Energy Efficiency Prospects

There is a great potential for MENA region to cut the projected GHG emissions growth by adopting energy-efficiency programs in commercial industrial and domestic sector. MENA governments need to create a policy environment that rewards energy-efficient choices and encourages innovation through both consumers and businesses. The Middle East electricity market is growing at an accelerating rate due to higher consumption rates in the private, commercial and industrial sectors. This results in the need for a successful implementation strategy that can bridge the gap between the current supply and increasing demand.

The MENA region has great ambitious plans and already adapted an efficient energy programs aiming to achieve real energy efficiency gains related to environment. An immediate gain of adapting energy efficiency policy is to be seen in elevating consumers’ energy awareness, improving energy products procurement and services, reducing pollutant and saving money.

MENA governments should put energy efficiency at the top of energy policy agenda with a committed goal to reduce GHG emissions through energy efficiency programs. For example, Obama’s administration has focused on the importance of energy efficiency investment programs as an engine of economic growth and environment conservation in the United States. According to President Obama, “energy efficiency is one of the fastest, easiest, and cheapest ways to make our economy stronger and cleaner.” 

Energy Efficiency Outlook

There is a wide array of measures which could help MENA countries in promoting and implementing policies to moderate increasing energy demand and reduce pollution in the generating, transmitting, and distributing energy from power plants.  Energy conservation may not yet be a way of life in the Middle East but the rapid changes being seen there are an indicator of what is to come. Formal energy efficiency programs and voluntary measures combined will help the region to maintain its economic strength in the region. Energy conservation programs in residential, commercial and industrial sectors can significantly reduce carbon emissions and augment energy supply in the MENA region.

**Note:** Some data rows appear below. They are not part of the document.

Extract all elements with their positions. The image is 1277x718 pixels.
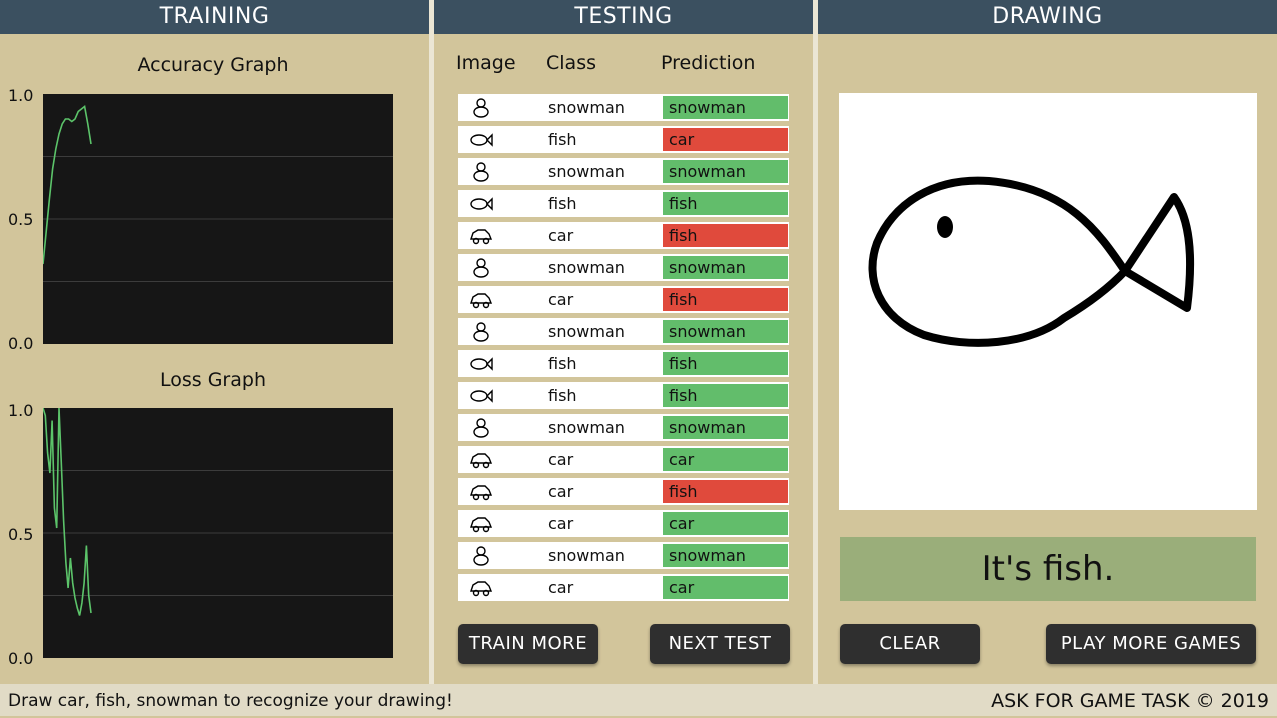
class-cell: car xyxy=(548,226,574,245)
train-more-button[interactable]: TRAIN MORE xyxy=(458,624,598,664)
test-row: car fish xyxy=(458,222,789,249)
prediction-cell-correct: snowman xyxy=(663,544,788,567)
snowman-sketch-icon xyxy=(468,160,494,183)
class-column-header: Class xyxy=(546,52,596,74)
footer: Draw car, fish, snowman to recognize you… xyxy=(0,684,1277,716)
prediction-result: It's fish. xyxy=(840,537,1256,601)
series-line xyxy=(43,408,92,616)
drawing-canvas[interactable] xyxy=(839,93,1257,510)
car-sketch-icon xyxy=(468,448,494,471)
fish-sketch-icon xyxy=(468,192,494,215)
accuracy-tick-bottom: 0.0 xyxy=(8,334,34,353)
car-sketch-icon xyxy=(468,512,494,535)
prediction-cell-correct: snowman xyxy=(663,256,788,279)
snowman-sketch-icon xyxy=(468,96,494,119)
test-row: fish car xyxy=(458,126,789,153)
test-row: fish fish xyxy=(458,350,789,377)
prediction-cell-correct: snowman xyxy=(663,160,788,183)
copyright-text: ASK FOR GAME TASK © 2019 xyxy=(991,690,1269,712)
prediction-cell-correct: fish xyxy=(663,352,788,375)
test-row: car car xyxy=(458,510,789,537)
training-header: TRAINING xyxy=(0,0,429,34)
prediction-cell-correct: snowman xyxy=(663,320,788,343)
fish-sketch-icon xyxy=(468,128,494,151)
prediction-cell-wrong: fish xyxy=(663,288,788,311)
class-cell: snowman xyxy=(548,418,625,437)
test-row: snowman snowman xyxy=(458,414,789,441)
prediction-cell-correct: car xyxy=(663,448,788,471)
class-cell: car xyxy=(548,450,574,469)
class-cell: snowman xyxy=(548,98,625,117)
class-cell: fish xyxy=(548,386,577,405)
test-row: snowman snowman xyxy=(458,94,789,121)
snowman-sketch-icon xyxy=(468,256,494,279)
prediction-column-header: Prediction xyxy=(661,52,756,74)
loss-tick-mid: 0.5 xyxy=(8,525,34,544)
snowman-sketch-icon xyxy=(468,544,494,567)
test-row: fish fish xyxy=(458,382,789,409)
snowman-sketch-icon xyxy=(468,320,494,343)
snowman-sketch-icon xyxy=(468,416,494,439)
class-cell: fish xyxy=(548,130,577,149)
class-cell: fish xyxy=(548,194,577,213)
prediction-cell-correct: fish xyxy=(663,384,788,407)
fish-drawing xyxy=(868,176,1195,347)
class-cell: car xyxy=(548,482,574,501)
accuracy-tick-mid: 0.5 xyxy=(8,210,34,229)
play-more-games-button[interactable]: PLAY MORE GAMES xyxy=(1046,624,1256,664)
test-row: car car xyxy=(458,574,789,601)
fish-sketch-icon xyxy=(468,384,494,407)
car-sketch-icon xyxy=(468,480,494,503)
class-cell: car xyxy=(548,290,574,309)
accuracy-graph xyxy=(43,94,393,344)
test-row: snowman snowman xyxy=(458,158,789,185)
car-sketch-icon xyxy=(468,224,494,247)
prediction-cell-correct: fish xyxy=(663,192,788,215)
series-line xyxy=(43,105,92,265)
testing-header: TESTING xyxy=(434,0,813,34)
prediction-cell-wrong: car xyxy=(663,128,788,151)
loss-tick-bottom: 0.0 xyxy=(8,649,34,668)
instruction-text: Draw car, fish, snowman to recognize you… xyxy=(8,691,453,711)
class-cell: fish xyxy=(548,354,577,373)
drawing-header: DRAWING xyxy=(818,0,1277,34)
test-row: snowman snowman xyxy=(458,542,789,569)
loss-tick-top: 1.0 xyxy=(8,401,34,420)
image-column-header: Image xyxy=(456,52,516,74)
class-cell: car xyxy=(548,514,574,533)
prediction-cell-correct: snowman xyxy=(663,416,788,439)
test-row: car fish xyxy=(458,286,789,313)
prediction-cell-correct: snowman xyxy=(663,96,788,119)
accuracy-graph-title: Accuracy Graph xyxy=(137,54,289,76)
prediction-cell-wrong: fish xyxy=(663,224,788,247)
prediction-cell-wrong: fish xyxy=(663,480,788,503)
test-row: snowman snowman xyxy=(458,318,789,345)
fish-sketch-icon xyxy=(468,352,494,375)
car-sketch-icon xyxy=(468,288,494,311)
class-cell: snowman xyxy=(548,258,625,277)
test-row: fish fish xyxy=(458,190,789,217)
prediction-cell-correct: car xyxy=(663,512,788,535)
prediction-cell-correct: car xyxy=(663,576,788,599)
next-test-button[interactable]: NEXT TEST xyxy=(650,624,790,664)
test-row: snowman snowman xyxy=(458,254,789,281)
loss-graph-title: Loss Graph xyxy=(160,369,266,391)
clear-button[interactable]: CLEAR xyxy=(840,624,980,664)
accuracy-tick-top: 1.0 xyxy=(8,86,34,105)
class-cell: snowman xyxy=(548,162,625,181)
test-row: car fish xyxy=(458,478,789,505)
class-cell: car xyxy=(548,578,574,597)
class-cell: snowman xyxy=(548,546,625,565)
class-cell: snowman xyxy=(548,322,625,341)
car-sketch-icon xyxy=(468,576,494,599)
test-row: car car xyxy=(458,446,789,473)
loss-graph xyxy=(43,408,393,658)
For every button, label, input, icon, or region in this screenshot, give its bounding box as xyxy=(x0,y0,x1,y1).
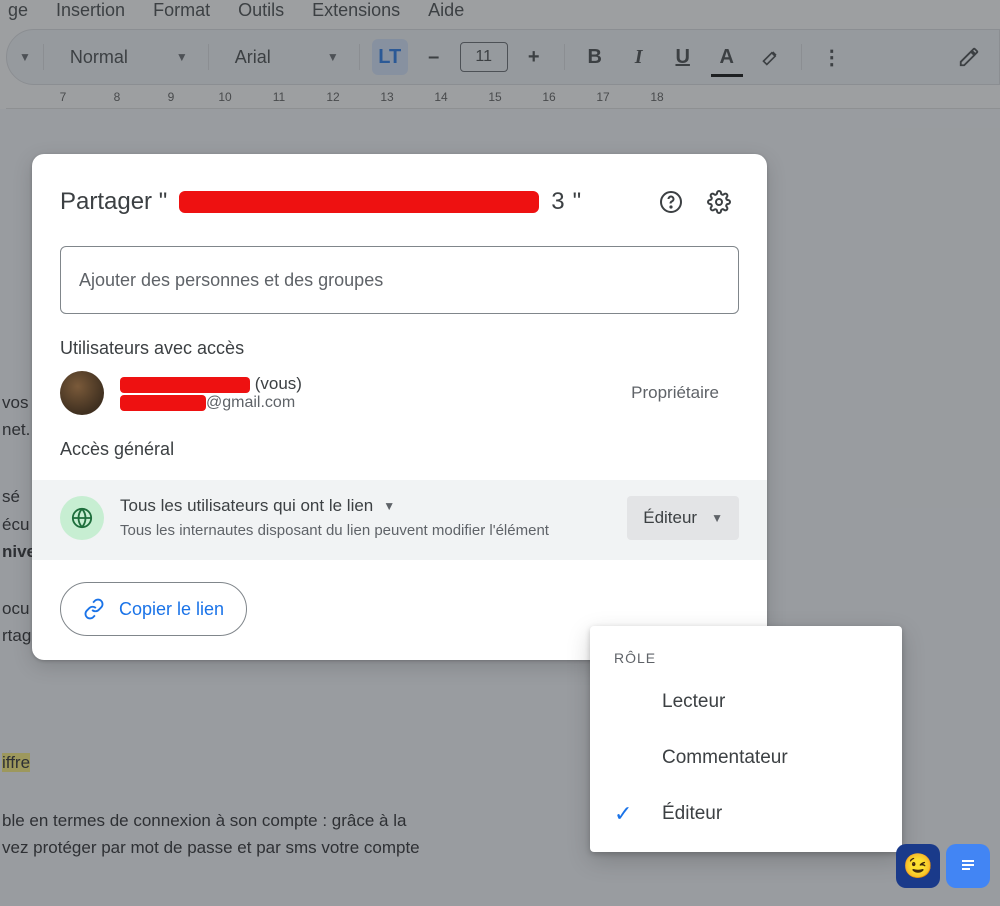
redacted xyxy=(120,395,206,411)
add-people-input[interactable]: Ajouter des personnes et des groupes xyxy=(60,246,739,314)
general-access-section: Tous les utilisateurs qui ont le lien ▼ … xyxy=(32,480,767,560)
chevron-down-icon: ▼ xyxy=(383,499,395,513)
gear-icon[interactable] xyxy=(699,182,739,222)
redacted xyxy=(179,191,539,213)
role-dropdown[interactable]: Éditeur ▼ xyxy=(627,496,739,540)
assistant-icon[interactable]: 😉 xyxy=(896,844,940,888)
role-menu: RÔLE Lecteur Commentateur ✓ Éditeur xyxy=(590,626,902,852)
role-option-label: Commentateur xyxy=(662,747,788,769)
check-icon: ✓ xyxy=(614,801,632,827)
docs-icon[interactable] xyxy=(946,844,990,888)
help-icon[interactable] xyxy=(651,182,691,222)
floating-dock: 😉 xyxy=(896,844,990,888)
copy-link-label: Copier le lien xyxy=(119,599,224,620)
users-section-label: Utilisateurs avec accès xyxy=(32,314,767,371)
owner-role-label: Propriétaire xyxy=(631,383,739,403)
role-option-editor[interactable]: ✓ Éditeur xyxy=(590,786,902,842)
globe-icon xyxy=(60,496,104,540)
role-menu-label: RÔLE xyxy=(590,642,902,674)
role-option-label: Éditeur xyxy=(662,803,722,825)
general-access-label: Accès général xyxy=(32,415,767,472)
role-option-label: Lecteur xyxy=(662,691,725,713)
owner-email-suffix: @gmail.com xyxy=(206,394,295,411)
role-option-viewer[interactable]: Lecteur xyxy=(590,674,902,730)
share-dialog: Partager " 3 " Ajouter des personnes et … xyxy=(32,154,767,660)
copy-link-button[interactable]: Copier le lien xyxy=(60,582,247,636)
dialog-title-prefix: Partager " xyxy=(60,188,167,216)
general-access-title: Tous les utilisateurs qui ont le lien xyxy=(120,496,373,516)
avatar xyxy=(60,371,104,415)
add-people-placeholder: Ajouter des personnes et des groupes xyxy=(79,270,383,291)
chevron-down-icon: ▼ xyxy=(711,511,723,525)
general-access-desc: Tous les internautes disposant du lien p… xyxy=(120,522,560,539)
role-dropdown-label: Éditeur xyxy=(643,508,697,528)
general-access-dropdown[interactable]: Tous les utilisateurs qui ont le lien ▼ xyxy=(120,496,611,516)
dialog-title-char: 3 xyxy=(551,188,564,216)
dialog-title-quote: " xyxy=(573,188,582,216)
owner-row: (vous) @gmail.com Propriétaire xyxy=(32,371,767,415)
redacted xyxy=(120,377,250,393)
role-option-commenter[interactable]: Commentateur xyxy=(590,730,902,786)
owner-you-suffix: (vous) xyxy=(255,374,302,393)
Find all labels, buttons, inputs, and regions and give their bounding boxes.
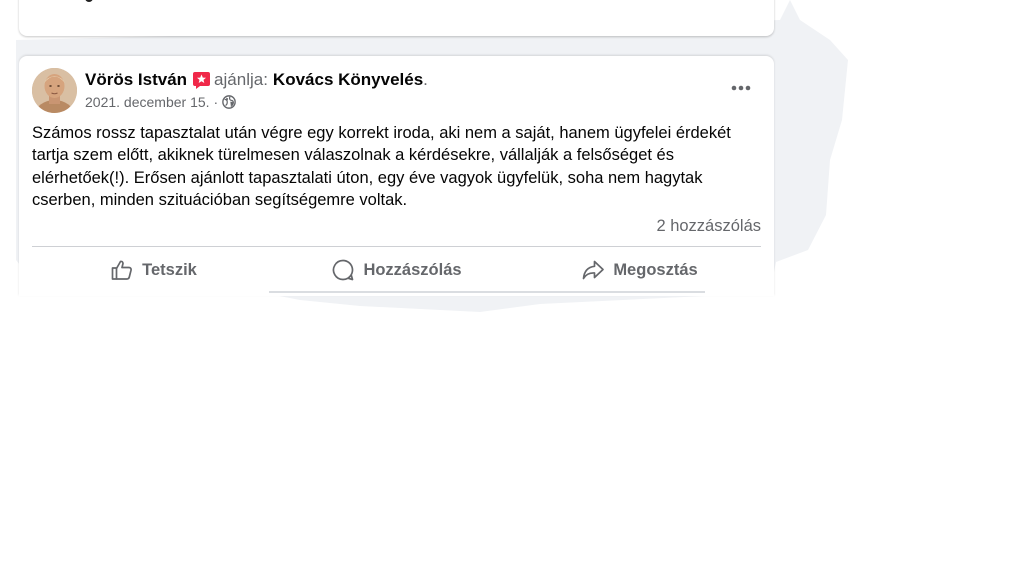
- globe-icon[interactable]: [222, 95, 237, 109]
- post-meta: 2021. december 15. ·: [85, 93, 237, 111]
- date-separator: ·: [213, 94, 219, 110]
- post-body-text: Számos rossz tapasztalat után végre egy …: [32, 124, 731, 209]
- share-arrow-icon: [581, 258, 605, 282]
- comment-bubble-icon: [331, 258, 355, 282]
- post-header: Vörös István ajánlja: Kovács Könyvelés .: [85, 69, 428, 91]
- recommend-icon: [192, 71, 211, 90]
- thumbs-up-icon: [110, 258, 134, 282]
- post-actions-bar: Tetszik Hozzászólás Megosztás: [32, 250, 761, 290]
- comment-label: Hozzászólás: [363, 260, 462, 279]
- previous-post-text-fragment: [75, 0, 95, 4]
- comment-section-edge: [269, 291, 705, 293]
- recommended-page-name[interactable]: Kovács Könyvelés: [273, 70, 423, 90]
- page-name-suffix: .: [423, 70, 428, 89]
- share-label: Megosztás: [613, 260, 698, 279]
- actions-divider: [32, 246, 761, 247]
- recommends-text: ajánlja:: [214, 70, 268, 89]
- more-options-icon: [731, 85, 751, 91]
- like-button[interactable]: Tetszik: [32, 250, 275, 290]
- screen: Vörös István ajánlja: Kovács Könyvelés .…: [0, 0, 1024, 576]
- previous-post-card: [19, 0, 774, 36]
- recommendation-post-card: Vörös István ajánlja: Kovács Könyvelés .…: [19, 56, 774, 296]
- comments-count-link[interactable]: 2 hozzászólás: [656, 217, 761, 236]
- avatar[interactable]: [32, 68, 77, 113]
- like-label: Tetszik: [142, 260, 197, 279]
- author-name[interactable]: Vörös István: [85, 70, 187, 90]
- comment-button[interactable]: Hozzászólás: [275, 250, 518, 290]
- more-options-button[interactable]: [725, 74, 757, 102]
- share-button[interactable]: Megosztás: [518, 250, 761, 290]
- post-date[interactable]: 2021. december 15.: [85, 94, 210, 110]
- avatar-photo: [32, 68, 77, 113]
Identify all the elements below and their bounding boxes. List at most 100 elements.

Across the MENA region, there is a growing interest in renewable energy, such as solar, wind, geothermal and biomass, which could enable regional countries to adopt a green economy and cut down on fossil fuel consumption. In the transportation sector there are many energy-efficient adaptations to reduce air pollution and GHG emissions, like public transportation, carpooling, electric vehicles and alternative fuels. MENA countries can adapt new alternatives to fossil fuels such as fuel cells, bioethanol and biogas. 

The linkage between energy efficiency adaptations and GHG emission is crucial in the fight against global warming. Emerging technologies like Carbon Capture and Storage (CCS) involves the capture of carbon dioxide from power plants and large industrial sources, and then injection into deep underground geological formations for long-term storage. CCS can not only reduce carbon emissions from power generation sector but also expand renewable energy capacity and increase energy efficiency.

Another attractive energy conservation method is Smart Grid which involves modernizing the system of transmitting electricity all the way from generation to end use. Unlike the tradition electricity meters, the smart meters provides consumers with situational awareness about how much electricity are consuming per unit of output. Smart grid offers an excellent opportunity to modernize power infrastructure, lay the foundation for energy management, provide new employment opportunities and ultimately reduce region’s dependence on fossil fuels.

Conclusion

The Middle East region has the highest per capita carbon footprint in the world which can be offset by mass deployment of energy-efficient systems. An improved energy efficiency plan for MENA region (in both supply and use) will help in mitigating the domestic and global environmental impact of energy by reducing both atmospheric particulate matter and GHG emissions.